11. If you can't draw and don't want to use the same comic graphics over and over like Dinosaur Comics, there's always the "take pictures of household objects as a comic" approach used by
Terror Island. This short comic (just over 300 strips) is about the the adventures of two roommates who are fighting over who is going to go grocery shopping. I'm about half way through and enjoying it.
12.
Jonny Crossbones is a
Tintin style adventure comic featuring a young mechanic who inexplicably dresses like a skeleton. I got a lot of Tintin books from the library as a kid, and this was a nice throwback. The only problem is that as it neared the end of the final chapter, I caught up with the end of the archive and there hasn't been an update since! That's fair, since
the author is doing it as a labor of love, but still.
13.
A Lesson is Learned But the Damage is Irreversible is a very short (forty strips!) comic that got outsized attention when it was running. It's pretty and weird and even
notable.
14.
Bad Machine is a school boy mystery comic from
John Allison, whose comics Bobbins and Scary Go Round I read back in the early 2000s. It seems like our world at first, but then things like ghosts and wendigos turn up and nobody bats an eye. I read the first two stories and have it bookmarked to return.
15.
Subnormality is a comic I've checked in on occasionally for years. I took the opportunity to read the entire archive. There actually aren't that many strips in it, but
the artist really stretches the bounds of what is feasible in a two dimensional electronic comic. You often have to scroll in all directions, and the amount of dialog in any one strip often rivals entire chapters of books. Of course, the strips are also quite capable of being very minimalist, with just a few panels. Usually wordy, sometimes quite profound, Subnormality claims it will be updated very occasionally. I hope this is true, but with only one update in the last couple of years, I'm not hopeful.
16.
Moe follows a lovable bozo through weird hijinks, often involving his love life, which is cursed.
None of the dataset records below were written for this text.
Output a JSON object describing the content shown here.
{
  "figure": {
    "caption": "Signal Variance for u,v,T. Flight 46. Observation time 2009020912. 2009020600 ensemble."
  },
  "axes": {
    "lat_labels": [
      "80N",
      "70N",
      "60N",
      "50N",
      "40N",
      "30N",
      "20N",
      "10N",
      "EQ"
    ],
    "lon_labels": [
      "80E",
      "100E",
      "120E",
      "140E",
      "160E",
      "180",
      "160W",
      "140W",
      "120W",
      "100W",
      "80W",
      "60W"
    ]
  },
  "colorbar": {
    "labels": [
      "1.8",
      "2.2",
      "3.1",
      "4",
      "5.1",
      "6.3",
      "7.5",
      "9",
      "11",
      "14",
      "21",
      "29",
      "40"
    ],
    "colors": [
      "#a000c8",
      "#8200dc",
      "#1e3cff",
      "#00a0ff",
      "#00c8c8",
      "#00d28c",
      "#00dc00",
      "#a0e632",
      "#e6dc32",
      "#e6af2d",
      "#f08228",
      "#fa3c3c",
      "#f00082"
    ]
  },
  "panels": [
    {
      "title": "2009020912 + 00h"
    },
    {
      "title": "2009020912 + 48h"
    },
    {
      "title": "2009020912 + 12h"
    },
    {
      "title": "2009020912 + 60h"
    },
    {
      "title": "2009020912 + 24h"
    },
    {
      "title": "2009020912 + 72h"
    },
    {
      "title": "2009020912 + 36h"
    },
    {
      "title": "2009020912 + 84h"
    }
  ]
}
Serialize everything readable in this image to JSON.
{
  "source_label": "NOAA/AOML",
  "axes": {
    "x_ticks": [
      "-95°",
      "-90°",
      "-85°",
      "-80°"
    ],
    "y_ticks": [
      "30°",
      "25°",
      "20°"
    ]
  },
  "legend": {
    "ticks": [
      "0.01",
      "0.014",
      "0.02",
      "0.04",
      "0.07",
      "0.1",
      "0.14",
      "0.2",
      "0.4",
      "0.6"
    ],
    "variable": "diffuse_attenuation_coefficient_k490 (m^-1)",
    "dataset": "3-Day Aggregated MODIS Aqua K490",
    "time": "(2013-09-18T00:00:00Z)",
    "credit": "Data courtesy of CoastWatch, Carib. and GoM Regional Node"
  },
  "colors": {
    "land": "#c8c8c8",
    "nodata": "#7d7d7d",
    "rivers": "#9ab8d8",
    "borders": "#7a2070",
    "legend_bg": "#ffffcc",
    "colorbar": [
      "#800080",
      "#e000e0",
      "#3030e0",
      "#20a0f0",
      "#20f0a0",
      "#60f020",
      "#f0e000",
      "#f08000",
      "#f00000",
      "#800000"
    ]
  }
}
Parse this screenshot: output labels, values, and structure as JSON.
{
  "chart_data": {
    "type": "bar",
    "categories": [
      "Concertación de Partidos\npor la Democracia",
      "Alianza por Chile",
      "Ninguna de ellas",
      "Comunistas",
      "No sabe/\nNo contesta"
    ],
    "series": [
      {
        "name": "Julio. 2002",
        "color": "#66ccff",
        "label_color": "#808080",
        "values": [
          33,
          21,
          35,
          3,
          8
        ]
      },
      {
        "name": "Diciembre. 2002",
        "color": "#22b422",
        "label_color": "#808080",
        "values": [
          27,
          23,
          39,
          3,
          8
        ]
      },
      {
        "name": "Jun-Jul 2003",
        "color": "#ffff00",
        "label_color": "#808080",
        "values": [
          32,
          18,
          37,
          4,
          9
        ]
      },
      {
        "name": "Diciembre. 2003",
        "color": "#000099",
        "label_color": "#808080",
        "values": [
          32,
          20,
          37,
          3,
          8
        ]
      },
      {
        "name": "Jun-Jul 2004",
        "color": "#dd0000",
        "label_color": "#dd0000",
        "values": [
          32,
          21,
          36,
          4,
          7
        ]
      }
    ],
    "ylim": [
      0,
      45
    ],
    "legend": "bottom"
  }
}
Ended abruptly in 2012, with one final strip in 2014. Members of the fanbase continue to write
haiku in the comments of the last comic posted.
17.
We the Robots was a weird little comic making fun of daily suburban life using robots. Fun, with a short enough archive that I didn't get bored before it ended.
I'm sure I've read some other comics this year, but those are the ones that I remember off hand. In my next post I'll mention some defunct comics I've read in the past.
EDIT 12/30: Thought of two I forgot, while walking the dog of all things, so added them.